Sequencing technology has changed dramatically over the last 25-plus years since the JGI’s inception, making it possible for researchers to get a close look at more ecosystems and organisms than ever before. In 2006, the JGI produced 33 billion base pairs of sequence; by 2023, that number was almost 717 trillion. Last year, the JGI surpassed three Petabases of data sequenced — that’s three-quadrillion base pairs of DNA sequence!
To meet this “data tsunami,” as Kathy Yelick of the Computing Sciences Area at Lawrence Berkeley National Laboratory (Berkeley Lab) describes it, JGI researchers have also collaborated to advance computing infrastructure and analysis. This way, JGI users — both primary, data-generating users, as well as secondary, data-downloading users — have access to high-quality, assembled datasets from all of this information. The JGI aims to create pipelines, tools and other standardized data resources that the global research community can access and use to manage the information being generated across disciplines
These advanced computing capabilities meet the needs of scientists out in the field, and developing such tools has been a collaborative effort. For example, with support from the Exascale Computing Project, the JGI — along with the National Energy Research Scientific Computing Center, Oak Ridge Leadership Computing Facility and Exabiome — worked to offer researchers high-powered tools for large-scale assembly and analysis.

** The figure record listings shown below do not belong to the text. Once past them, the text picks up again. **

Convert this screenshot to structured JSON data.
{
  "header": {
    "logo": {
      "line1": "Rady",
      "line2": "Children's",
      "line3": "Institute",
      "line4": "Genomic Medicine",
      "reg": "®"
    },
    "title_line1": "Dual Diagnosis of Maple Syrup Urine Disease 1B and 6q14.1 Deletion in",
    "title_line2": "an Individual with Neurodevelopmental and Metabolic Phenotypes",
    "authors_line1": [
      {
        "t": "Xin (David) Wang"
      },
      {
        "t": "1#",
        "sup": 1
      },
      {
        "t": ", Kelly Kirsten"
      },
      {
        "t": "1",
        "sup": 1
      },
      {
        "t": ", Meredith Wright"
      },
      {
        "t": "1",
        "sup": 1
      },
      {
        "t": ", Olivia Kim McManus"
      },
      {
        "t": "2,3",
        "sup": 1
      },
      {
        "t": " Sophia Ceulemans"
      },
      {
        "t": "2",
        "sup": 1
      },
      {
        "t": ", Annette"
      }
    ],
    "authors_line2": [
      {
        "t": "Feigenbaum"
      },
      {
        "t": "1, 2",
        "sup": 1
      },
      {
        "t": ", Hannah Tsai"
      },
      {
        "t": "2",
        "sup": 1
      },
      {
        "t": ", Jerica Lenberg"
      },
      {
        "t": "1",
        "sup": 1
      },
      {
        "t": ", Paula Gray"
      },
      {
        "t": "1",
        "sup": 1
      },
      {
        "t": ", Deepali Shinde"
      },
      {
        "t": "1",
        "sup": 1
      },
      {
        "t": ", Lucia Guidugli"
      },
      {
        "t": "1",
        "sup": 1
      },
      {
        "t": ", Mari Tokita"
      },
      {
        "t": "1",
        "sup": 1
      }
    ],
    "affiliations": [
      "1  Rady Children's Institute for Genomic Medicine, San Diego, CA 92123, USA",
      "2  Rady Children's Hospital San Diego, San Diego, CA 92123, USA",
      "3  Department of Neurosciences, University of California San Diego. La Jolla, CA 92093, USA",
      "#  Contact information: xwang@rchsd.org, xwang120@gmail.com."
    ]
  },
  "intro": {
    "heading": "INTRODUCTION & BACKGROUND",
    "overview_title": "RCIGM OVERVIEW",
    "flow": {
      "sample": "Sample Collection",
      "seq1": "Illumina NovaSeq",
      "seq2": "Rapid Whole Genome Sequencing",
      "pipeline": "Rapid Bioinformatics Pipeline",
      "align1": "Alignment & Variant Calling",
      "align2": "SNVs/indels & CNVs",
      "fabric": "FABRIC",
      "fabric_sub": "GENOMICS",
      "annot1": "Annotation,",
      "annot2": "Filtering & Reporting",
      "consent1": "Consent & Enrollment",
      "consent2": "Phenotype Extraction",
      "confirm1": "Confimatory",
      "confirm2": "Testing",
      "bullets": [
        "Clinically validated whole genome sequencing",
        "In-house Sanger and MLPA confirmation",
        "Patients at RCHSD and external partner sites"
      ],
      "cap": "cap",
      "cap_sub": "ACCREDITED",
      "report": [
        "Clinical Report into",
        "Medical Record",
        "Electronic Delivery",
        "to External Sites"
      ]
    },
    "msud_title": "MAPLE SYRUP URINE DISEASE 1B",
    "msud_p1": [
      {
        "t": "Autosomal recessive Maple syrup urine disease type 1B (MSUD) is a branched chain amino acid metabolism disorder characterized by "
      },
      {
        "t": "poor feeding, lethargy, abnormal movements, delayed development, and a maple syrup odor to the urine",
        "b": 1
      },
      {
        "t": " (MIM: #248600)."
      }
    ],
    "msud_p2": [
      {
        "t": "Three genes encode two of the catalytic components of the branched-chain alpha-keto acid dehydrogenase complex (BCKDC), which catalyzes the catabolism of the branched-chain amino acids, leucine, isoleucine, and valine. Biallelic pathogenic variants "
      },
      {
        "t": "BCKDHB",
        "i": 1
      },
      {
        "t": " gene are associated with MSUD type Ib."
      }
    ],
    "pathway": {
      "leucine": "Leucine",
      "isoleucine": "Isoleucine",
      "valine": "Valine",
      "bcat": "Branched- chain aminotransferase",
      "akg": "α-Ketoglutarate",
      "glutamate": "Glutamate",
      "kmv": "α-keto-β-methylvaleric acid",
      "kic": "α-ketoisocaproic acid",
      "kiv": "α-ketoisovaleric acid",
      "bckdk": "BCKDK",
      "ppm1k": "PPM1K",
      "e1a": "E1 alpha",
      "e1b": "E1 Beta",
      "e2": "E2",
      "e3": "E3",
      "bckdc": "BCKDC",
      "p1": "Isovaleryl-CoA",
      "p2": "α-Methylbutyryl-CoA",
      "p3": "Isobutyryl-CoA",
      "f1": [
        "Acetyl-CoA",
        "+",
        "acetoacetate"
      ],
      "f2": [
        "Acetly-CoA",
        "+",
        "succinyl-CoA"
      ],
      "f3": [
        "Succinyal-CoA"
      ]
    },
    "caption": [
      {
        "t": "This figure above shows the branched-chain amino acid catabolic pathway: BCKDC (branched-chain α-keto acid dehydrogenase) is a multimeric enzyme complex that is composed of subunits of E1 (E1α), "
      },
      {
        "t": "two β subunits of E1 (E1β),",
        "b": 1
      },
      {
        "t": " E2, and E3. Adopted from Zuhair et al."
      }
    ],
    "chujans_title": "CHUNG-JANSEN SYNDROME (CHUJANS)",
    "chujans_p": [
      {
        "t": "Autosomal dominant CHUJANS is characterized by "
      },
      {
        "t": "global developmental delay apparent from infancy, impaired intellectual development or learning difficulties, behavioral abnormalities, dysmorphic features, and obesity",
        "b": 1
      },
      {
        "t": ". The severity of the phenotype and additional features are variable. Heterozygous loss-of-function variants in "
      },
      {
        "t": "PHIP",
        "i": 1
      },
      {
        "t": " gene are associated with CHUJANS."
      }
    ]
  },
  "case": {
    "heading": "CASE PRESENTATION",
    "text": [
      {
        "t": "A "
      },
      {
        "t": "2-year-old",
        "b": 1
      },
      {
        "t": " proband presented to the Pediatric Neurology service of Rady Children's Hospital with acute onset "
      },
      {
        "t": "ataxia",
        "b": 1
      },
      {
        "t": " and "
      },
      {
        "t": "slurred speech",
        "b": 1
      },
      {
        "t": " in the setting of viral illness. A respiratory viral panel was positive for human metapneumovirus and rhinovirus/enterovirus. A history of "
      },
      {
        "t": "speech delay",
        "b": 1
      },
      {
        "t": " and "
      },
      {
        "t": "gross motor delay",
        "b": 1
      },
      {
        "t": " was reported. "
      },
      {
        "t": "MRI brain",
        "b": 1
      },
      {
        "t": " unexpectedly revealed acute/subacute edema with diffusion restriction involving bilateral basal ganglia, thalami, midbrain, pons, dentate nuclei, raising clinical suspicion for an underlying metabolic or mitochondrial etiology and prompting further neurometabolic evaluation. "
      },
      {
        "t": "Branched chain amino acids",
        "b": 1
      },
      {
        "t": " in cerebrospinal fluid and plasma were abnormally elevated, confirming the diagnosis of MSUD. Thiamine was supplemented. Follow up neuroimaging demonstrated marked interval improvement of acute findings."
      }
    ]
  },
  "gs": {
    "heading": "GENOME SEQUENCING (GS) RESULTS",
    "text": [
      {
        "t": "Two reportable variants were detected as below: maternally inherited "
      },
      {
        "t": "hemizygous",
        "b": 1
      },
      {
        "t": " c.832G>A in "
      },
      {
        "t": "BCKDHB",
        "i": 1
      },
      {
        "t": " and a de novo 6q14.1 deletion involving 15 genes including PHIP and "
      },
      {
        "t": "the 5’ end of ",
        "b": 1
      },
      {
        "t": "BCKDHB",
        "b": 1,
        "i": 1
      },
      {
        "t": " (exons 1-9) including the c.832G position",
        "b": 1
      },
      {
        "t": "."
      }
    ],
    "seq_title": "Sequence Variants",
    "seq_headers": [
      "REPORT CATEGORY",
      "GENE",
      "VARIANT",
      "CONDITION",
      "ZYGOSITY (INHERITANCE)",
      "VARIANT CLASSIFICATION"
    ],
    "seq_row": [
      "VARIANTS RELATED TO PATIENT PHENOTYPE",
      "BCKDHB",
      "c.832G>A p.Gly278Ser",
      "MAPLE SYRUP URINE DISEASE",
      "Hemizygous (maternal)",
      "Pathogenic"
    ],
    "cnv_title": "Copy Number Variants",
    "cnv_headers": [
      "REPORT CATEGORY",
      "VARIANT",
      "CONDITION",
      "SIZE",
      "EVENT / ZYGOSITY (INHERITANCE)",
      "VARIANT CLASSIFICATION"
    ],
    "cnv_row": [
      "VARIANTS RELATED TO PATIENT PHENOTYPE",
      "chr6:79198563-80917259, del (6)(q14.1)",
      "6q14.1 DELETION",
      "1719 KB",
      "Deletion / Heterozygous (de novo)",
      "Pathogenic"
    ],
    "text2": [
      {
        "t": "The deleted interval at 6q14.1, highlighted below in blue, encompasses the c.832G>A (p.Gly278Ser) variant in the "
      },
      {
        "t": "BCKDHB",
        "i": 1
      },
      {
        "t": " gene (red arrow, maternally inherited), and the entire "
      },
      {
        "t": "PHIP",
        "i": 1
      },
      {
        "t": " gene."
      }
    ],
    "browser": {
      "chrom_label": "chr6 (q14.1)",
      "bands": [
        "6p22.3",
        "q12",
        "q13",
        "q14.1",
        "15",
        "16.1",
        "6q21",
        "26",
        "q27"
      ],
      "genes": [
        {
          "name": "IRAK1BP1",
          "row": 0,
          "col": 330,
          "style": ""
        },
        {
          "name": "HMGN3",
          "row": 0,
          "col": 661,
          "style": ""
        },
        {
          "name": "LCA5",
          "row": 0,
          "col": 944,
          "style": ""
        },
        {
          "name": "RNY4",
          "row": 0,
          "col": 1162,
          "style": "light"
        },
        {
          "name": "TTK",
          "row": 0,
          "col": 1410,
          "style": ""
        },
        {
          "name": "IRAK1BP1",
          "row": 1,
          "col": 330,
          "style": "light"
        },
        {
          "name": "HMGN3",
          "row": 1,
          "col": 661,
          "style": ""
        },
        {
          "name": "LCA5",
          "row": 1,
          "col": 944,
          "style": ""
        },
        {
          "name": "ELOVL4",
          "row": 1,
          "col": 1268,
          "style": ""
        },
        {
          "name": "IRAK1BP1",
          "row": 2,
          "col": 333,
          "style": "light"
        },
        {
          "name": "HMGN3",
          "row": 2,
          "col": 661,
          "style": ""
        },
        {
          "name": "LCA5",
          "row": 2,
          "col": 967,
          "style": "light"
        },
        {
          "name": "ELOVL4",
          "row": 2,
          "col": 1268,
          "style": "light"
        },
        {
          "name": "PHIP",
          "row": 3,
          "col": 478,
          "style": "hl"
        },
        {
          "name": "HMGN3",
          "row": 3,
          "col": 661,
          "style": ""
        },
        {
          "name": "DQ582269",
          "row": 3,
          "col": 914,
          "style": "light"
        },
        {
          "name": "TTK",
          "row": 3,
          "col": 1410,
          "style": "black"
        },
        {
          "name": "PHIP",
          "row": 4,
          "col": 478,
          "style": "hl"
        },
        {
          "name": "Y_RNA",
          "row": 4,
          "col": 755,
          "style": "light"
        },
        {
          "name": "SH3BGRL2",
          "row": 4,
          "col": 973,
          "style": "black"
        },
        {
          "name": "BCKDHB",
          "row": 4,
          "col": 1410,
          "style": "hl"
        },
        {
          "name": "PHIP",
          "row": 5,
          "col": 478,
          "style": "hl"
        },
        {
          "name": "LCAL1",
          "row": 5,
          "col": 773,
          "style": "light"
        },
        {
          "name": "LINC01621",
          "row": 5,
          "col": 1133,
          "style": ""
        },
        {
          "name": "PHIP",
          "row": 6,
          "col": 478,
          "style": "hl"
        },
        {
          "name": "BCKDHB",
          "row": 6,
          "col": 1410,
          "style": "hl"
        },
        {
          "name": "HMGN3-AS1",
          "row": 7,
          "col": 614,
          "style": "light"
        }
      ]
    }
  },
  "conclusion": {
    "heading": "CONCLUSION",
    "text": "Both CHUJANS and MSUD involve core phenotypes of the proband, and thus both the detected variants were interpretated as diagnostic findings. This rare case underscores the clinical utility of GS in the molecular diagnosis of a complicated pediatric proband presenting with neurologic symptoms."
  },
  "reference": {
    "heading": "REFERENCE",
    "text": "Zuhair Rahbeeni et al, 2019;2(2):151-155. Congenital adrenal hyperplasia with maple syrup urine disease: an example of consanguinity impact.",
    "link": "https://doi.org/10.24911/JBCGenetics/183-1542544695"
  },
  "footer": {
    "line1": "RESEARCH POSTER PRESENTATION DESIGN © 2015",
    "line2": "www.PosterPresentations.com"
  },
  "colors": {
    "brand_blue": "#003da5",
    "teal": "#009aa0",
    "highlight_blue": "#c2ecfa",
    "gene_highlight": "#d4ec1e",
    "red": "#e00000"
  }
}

To put these efforts into perspective, we caught up with JGI staff, collaborators and users to see how software and supercomputing capabilities have evolved to enable large-scale analysis. The story of a massive metagenome assembly for a time-series experiment from the highly-studied Lake Mendota is told as part of a three-part series of our Genome Insider podcast.

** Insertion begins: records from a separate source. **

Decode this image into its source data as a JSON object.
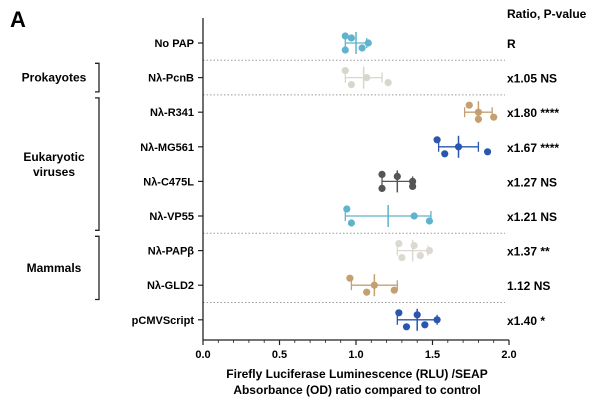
{
  "chart_data": {
    "type": "scatter",
    "panel_label": "A",
    "right_header": "Ratio, P-value",
    "xlabel_lines": [
      "Firefly Luciferase Luminescence (RLU) /SEAP",
      "Absorbance (OD) ratio compared to control"
    ],
    "xlim": [
      0.0,
      2.0
    ],
    "xticks": [
      "0.0",
      "0.5",
      "1.0",
      "1.5",
      "2.0"
    ],
    "reference_line_x": 1.0,
    "groups": [
      {
        "label": "Prokayotes",
        "rows": [
          1
        ]
      },
      {
        "label_lines": [
          "Eukaryotic",
          "viruses"
        ],
        "rows": [
          2,
          3,
          4,
          5
        ]
      },
      {
        "label": "Mammals",
        "rows": [
          6,
          7
        ]
      }
    ],
    "separators_after_rows": [
      0,
      1,
      5,
      7
    ],
    "rows": [
      {
        "name": "No PAP",
        "stat": "R",
        "color": "#5fb3cc",
        "mean": 1.0,
        "sd": 0.07,
        "points": [
          0.93,
          0.93,
          0.97,
          1.04,
          1.08
        ]
      },
      {
        "name": "Nλ-PcnB",
        "stat": "x1.05 NS",
        "color": "#d9d6cc",
        "mean": 1.05,
        "sd": 0.12,
        "points": [
          0.93,
          0.97,
          1.07,
          1.21
        ]
      },
      {
        "name": "Nλ-R341",
        "stat": "x1.80 ****",
        "color": "#c4a071",
        "mean": 1.8,
        "sd": 0.09,
        "points": [
          1.74,
          1.8,
          1.8,
          1.9
        ]
      },
      {
        "name": "Nλ-MG561",
        "stat": "x1.67 ****",
        "color": "#2a56ad",
        "mean": 1.67,
        "sd": 0.13,
        "points": [
          1.53,
          1.58,
          1.67,
          1.86
        ]
      },
      {
        "name": "Nλ-C475L",
        "stat": "x1.27 NS",
        "color": "#555555",
        "mean": 1.27,
        "sd": 0.1,
        "points": [
          1.17,
          1.17,
          1.27,
          1.37,
          1.37
        ]
      },
      {
        "name": "Nλ-VP55",
        "stat": "x1.21 NS",
        "color": "#5fb3cc",
        "mean": 1.21,
        "sd": 0.28,
        "points": [
          0.94,
          0.97,
          1.38,
          1.48
        ]
      },
      {
        "name": "Nλ-PAPβ",
        "stat": "x1.37 **",
        "color": "#dcd9d0",
        "mean": 1.37,
        "sd": 0.1,
        "points": [
          1.28,
          1.3,
          1.38,
          1.42,
          1.48
        ]
      },
      {
        "name": "Nλ-GLD2",
        "stat": "1.12 NS",
        "color": "#c4a071",
        "mean": 1.12,
        "sd": 0.15,
        "points": [
          0.96,
          1.07,
          1.12,
          1.25
        ]
      },
      {
        "name": "pCMVScript",
        "stat": "x1.40 *",
        "color": "#2a56ad",
        "mean": 1.4,
        "sd": 0.13,
        "points": [
          1.28,
          1.33,
          1.4,
          1.45,
          1.53
        ]
      }
    ]
  }
}
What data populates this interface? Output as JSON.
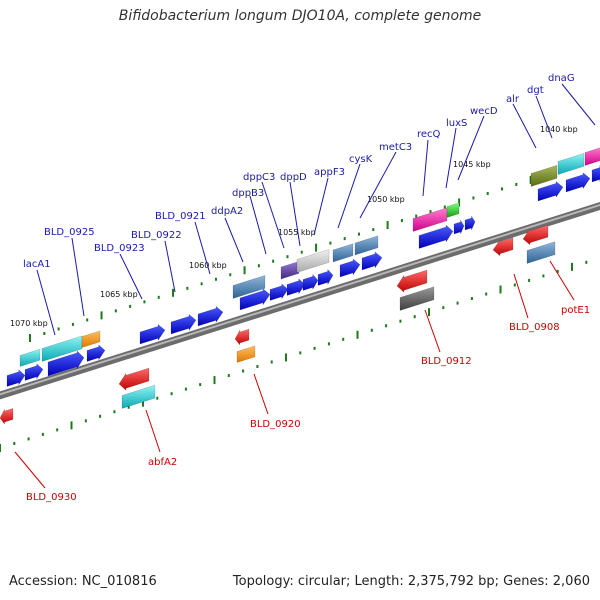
{
  "title": "Bifidobacterium longum DJO10A, complete genome",
  "footer": {
    "accession": "Accession: NC_010816",
    "topology": "Topology: circular; Length: 2,375,792 bp; Genes: 2,060"
  },
  "scale_labels": [
    "1070 kbp",
    "1065 kbp",
    "1060 kbp",
    "1055 kbp",
    "1050 kbp",
    "1045 kbp",
    "1040 kbp"
  ],
  "top_labels": [
    "lacA1",
    "BLD_0925",
    "BLD_0923",
    "BLD_0922",
    "BLD_0921",
    "ddpA2",
    "dppB3",
    "dppC3",
    "dppD",
    "appF3",
    "cysK",
    "metC3",
    "recQ",
    "luxS",
    "wecD",
    "alr",
    "dgt",
    "dnaG"
  ],
  "bottom_labels": [
    "BLD_0930",
    "abfA2",
    "BLD_0920",
    "BLD_0912",
    "BLD_0908",
    "potE1"
  ],
  "colors": {
    "forward_gene": "#0000dd",
    "reverse_gene": "#e00000",
    "top_label": "#1a1aaa",
    "bottom_label": "#cc0000",
    "backbone": "#777777",
    "tick": "#1d7a1d"
  }
}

(Subscribe to Genome Insider on Apple Podcasts, Spotify or wherever you get your podcasts)
Microbial ecologist and JGI user Trina McMahon has been sampling microbes at Lake Mendota, which borders the University of Wisconsin-Madison, for over 20 years in order to better understand how the freshwater ecosystem works. When she set out to analyze 500 metagenomes from this sample set through the Community Science Program, it was the largest project the JGI had ever put together.
“When we proposed to do the Mendota time series, we knew that it was going to be more samples and more data per sample, and it was kind of … like — let’s write a proposal to sequence samples that will break JGI’s computers,” McMahon said, laughing, when we chatted with her in 2023.

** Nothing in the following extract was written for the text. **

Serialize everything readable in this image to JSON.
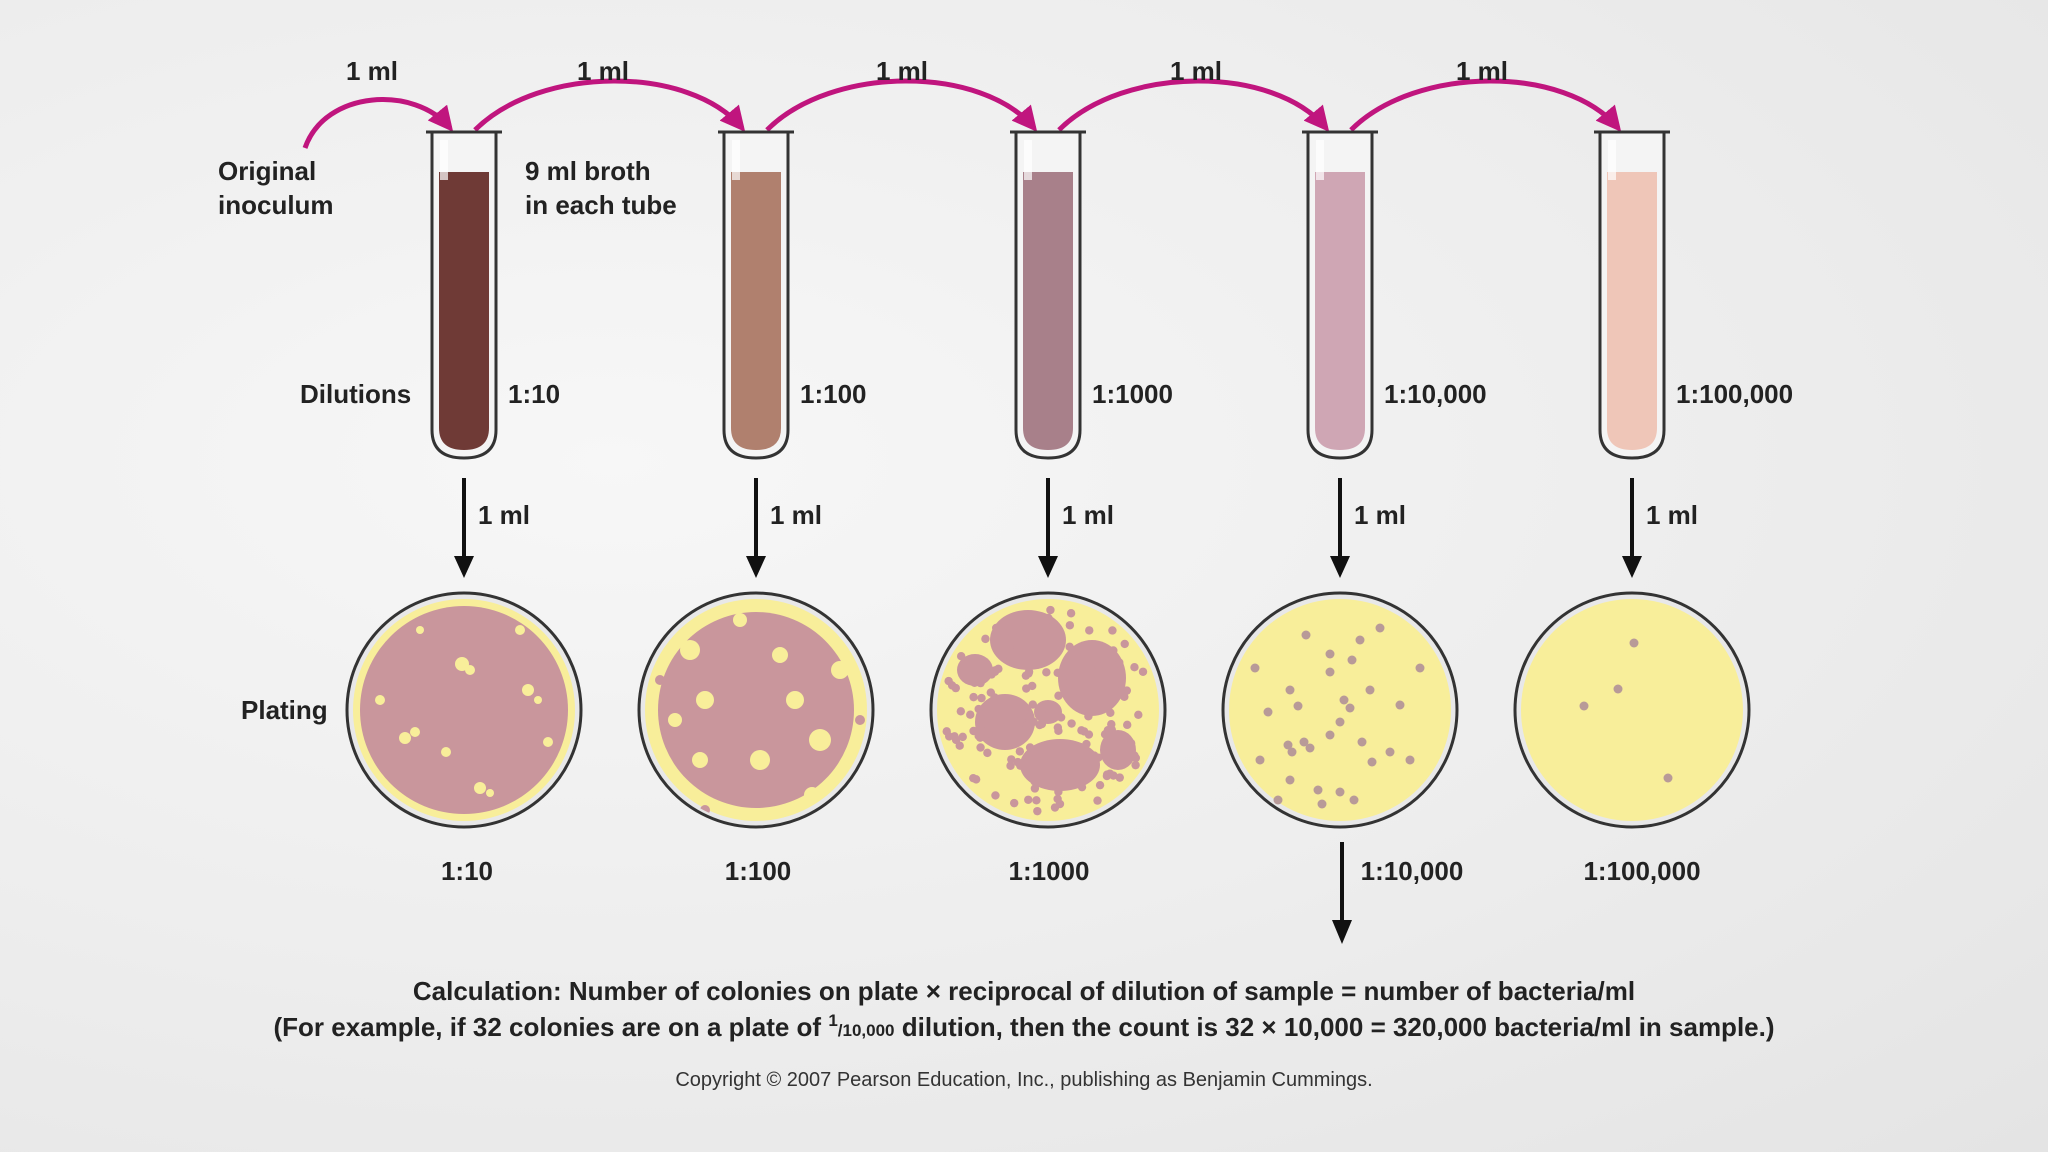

Watch the sample preparation done for this project by Trina McMahon’s lab at the University of Wisconsin, Madison. |
Luckily for us, McMahon’s work hasn’t broken anything at the JGI. The Lake Mendota data set was run through the assembler MetaHipMer2. The computing program enables a more detailed read of the massive Lake Mendota data set, illuminating not just the highly-abundant microbes we expect to see, but also low-abundance microorganisms whose signal would have been filtered out as noise using more traditional methods. Thus far 25 terabases of metagenome data have been sequenced and assembled through the combined resources of the JGI, NERSC and ExaBiome teams.
- Part 1: Many, Many Mers — While biologists were out sampling Lake Mendota in their boats, data scientists and software developers at the JGI and Berkeley Lab were developing specific programs to handle this scale of data.
- Part 2: Souped Up Computing — Summit, Frontier, Perlmutter and now Dori, oh my! Take a look at the supercomputers that stitch together large datasets with the assembler program MetaHipMer2.
- Part 3: Boating Out to David Buoy — How did the mega dataset from Lake Mendota come together? We learn how researchers get these specialized snapshots of a freshwater ecosystem.
The size of this dataset is a testament to sampling an ecosystem over a long period of time, and supporting datasets like the Lake Mendota time series is an investment that pays dividends. Microbes are at the core of many environmental processes, and their genetic makeup forms the basis of their behavior in the environment. Large metagenomic surveys could lead to better predictive models of global climate. They may also provide a basic understanding of the roles microbiomes play in determining the behavior of the physical environment and provide opportunities for biologically-based mitigation strategies.
“I can say this very confidently,” said JGI Metagenome Program Lead Emily Eloe-Fadrosh. “There is no other place in the world that can do these types of metagenome assemblies.”